Charities must register with the attorney general's office under Illinois law. If the group is declared a charity, Ryan wants it to stop all activities until it accounts for its funding, and provides annual updates.
"No organization has the right to exploit the protections and benefits the law affords charities," Ryan said.
As to whether the attorney general is also investigating any possible criminal aspects of the church, Schlesinger reports Ryan says only that his special prosecutions unit is working on the case but he refuses to offer any specifics. The Justice Department is also currently considering whether there are sufficient grounds for a federal investigation of Hale's organization.
Ryan's Charitable Trusts Bureau launched an investigation of the World Church of the Creator after Smith's two-state shooting spree over the Fourth of July weekend left two dead and nine others injured. All the victims were black, Jewish or Asian.

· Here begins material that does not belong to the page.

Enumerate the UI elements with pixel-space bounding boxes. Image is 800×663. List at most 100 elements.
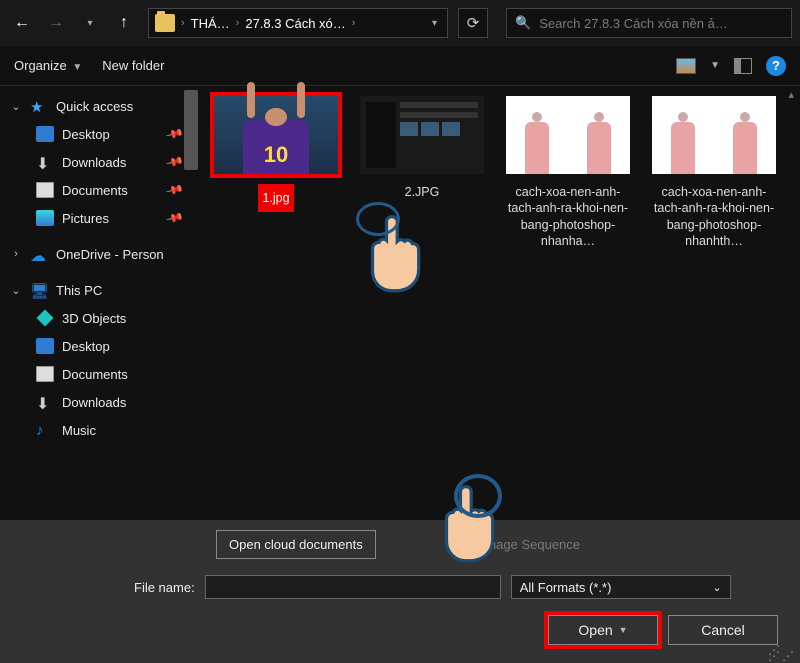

Investigators quickly linked Smith, who killed himself at the end of the rampage, to Hale's group. Smith earlier had run-ins with authorities in Illinois and Indiana when he blanketed communities with the group's hate literature.
Hale said today he believes his organization followed the law. He said he chose not to register the World Church of the Creator with the state or pay any taxes based on informal talks he had with an attorney four years ago.
"It's my understanding from attorney consultation in the past that you don't have to file paperwork with the state. We're going to find that out very soon through the court system," Hale said.
Ryan said that by raising money to benefit a "religious, not-for-profit entity," the organization is leading the public to believe it is soliciting for charitable purposes. The lawsuit was filed in Cook County Circuit Court.